Estes sintomas já haviam sido identificados pelo Pe. Viganó10 e pelo Pe. Vecchi,11 que procuraram indicar-nos a solução mediante o desenvolvimento do sentido da consagração apostólica, da graça da unidade, da especificidade da espiritualidade salesiana. Hoje talvez nos encontramos em condições melhores para fazer o diagnóstico das causas mais profundas e por conseqüência encontrar as soluções.

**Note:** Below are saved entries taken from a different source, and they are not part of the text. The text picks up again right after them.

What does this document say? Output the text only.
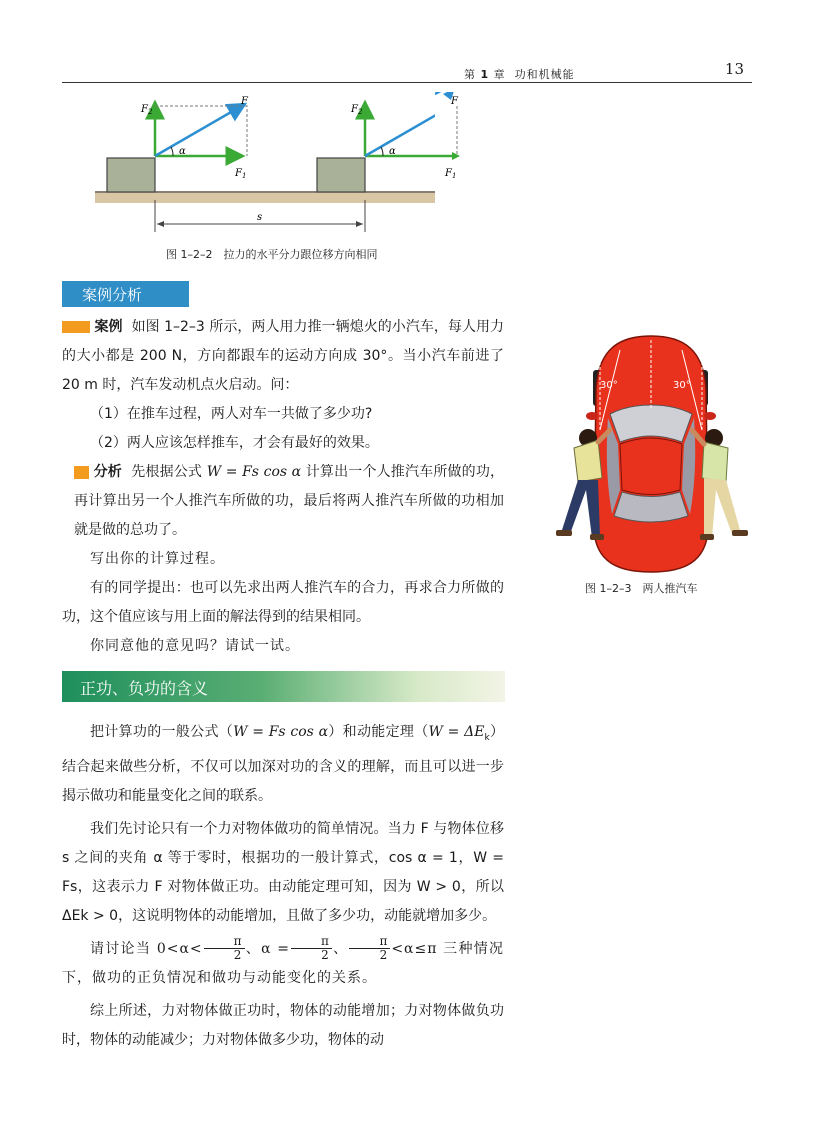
第 1 章 功和机械能	13
$F_2$
F
$F_1$
α
$F_2$
α
s
F
$F_1$
图 1–2–2　拉力的水平分力跟位移方向相同
案例分析

案例 如图 1–2–3 所示，两人用力推一辆熄火的小汽车，每人用力的大小都是 200 N，方向都跟车的运动方向成 30°。当小汽车前进了 20 m 时，汽车发动机点火启动。问：

（1）在推车过程，两人对车一共做了多少功?

（2）两人应该怎样推车，才会有最好的效果。

分析 先根据公式 W = Fs cos α 计算出一个人推汽车所做的功，再计算出另一个人推汽车所做的功，最后将两人推汽车所做的功相加就是做的总功了。

写出你的计算过程。

有的同学提出：也可以先求出两人推汽车的合力，再求合力所做的功，这个值应该与用上面的解法得到的结果相同。

你同意他的意见吗？请试一试。

30°	30°
图 1–2–3　两人推汽车
正功、负功的含义

把计算功的一般公式（W = Fs cos α）和动能定理$(W = \Delta E_k)$结合起来做些分析，不仅可以加深对功的含义的理解，而且可以进一步揭示做功和能量变化之间的联系。

我们先讨论只有一个力对物体做功的简单情况。当力 F 与物体位移 s 之间的夹角 α 等于零时，根据功的一般计算式，cos α = 1，W = Fs，这表示力 F 对物体做正功。由动能定理可知，因为 W > 0，所以 ΔEk > 0，这说明物体的动能增加，且做了多少功，动能就增加多少。

请讨论当 $0<\alpha< \frac{\pi}{2}$ 、$\alpha = \frac{\pi}{2}$ 、 $\frac{\pi}{2} <\alpha\le\pi$ 三种情况下，做功的正负情况和做功与动能变化的关系。

综上所述，力对物体做正功时，物体的动能增加；力对物体做负功时，物体的动能减少；力对物体做多少功，物体的动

4. A excelência objetiva da vida consagrada
Confirma o que disse acima, isto é, que a vida consagrada atravessa um “período delicado e penoso”, o testemunho de João Paulo II, que escreve: “Houve um período rico de esperanças, de tentativas e propostas inovadoras visando a revigorar a profissão dos conselhos evangélicos. Mas houve também um tempo não isento de tensões e angústias, no qual experiências embora generosas nem sempre foram coroadas de resultados positivos” (VC 13).
Essas dificuldades não conseguem obscurecer “o valor especial da vida consagrada” na Igreja, antes, tornam mais urgente uma elucidação da identidade teológica, também em relação aos demais estados de vida (cf. VC 31-32).
Nesta linha, na última reunião da Conferência Episcopal Italiana de maio passado, por ocasião dos 25 anos da Mutuae Relationes, um dos Bispos escreveu: “À luz das indicações acima mencionadas, o carisma da vida consagrada deve ser compreendido e vivido com maior clareza teológico-pastoral, seja em relação às outras expressões vocacionais na Igreja, seja em relação à missão no mundo. A interpretação mais difundida, também dentro da comunidade cristã, evoca mais uma visão funcionalista que ontológica da vida consagrada... A consagração não é meio para garantir a funcionalidade dos serviços nas obras, mas é o conteúdo fundamental da missão dos consagrados: a bem dizer, o primado de Deus, o valor das realidades últimas, no mundo do esquecimento de Deus, para um homem muito curvado sobre as coisas penúltimas”.12
Como lembrava o Pe. Tillard, “na raiz de toda vida religiosa autêntica encontramos como motivação primeira e abrangente não um “para” mas um “por causa de”. E o objeto desse “por causa de” não é outro senão Jesus Cristo. Não nos fazemos religiosos “para” alguma coisa, mas “por causa de” alguém: de Jesus Cristo e da atração que ele exerce”.13 Não há espaço para nos determos neste ponto. Geralmente é tido como evidente, ao passo que se existe algo que não o é, é justamente isto. O verdadeiro desafio atual da vida consagrada é o de restituir Cristo à vida religiosa e a vida religiosa a Cristo, sem dá-lo como garantido.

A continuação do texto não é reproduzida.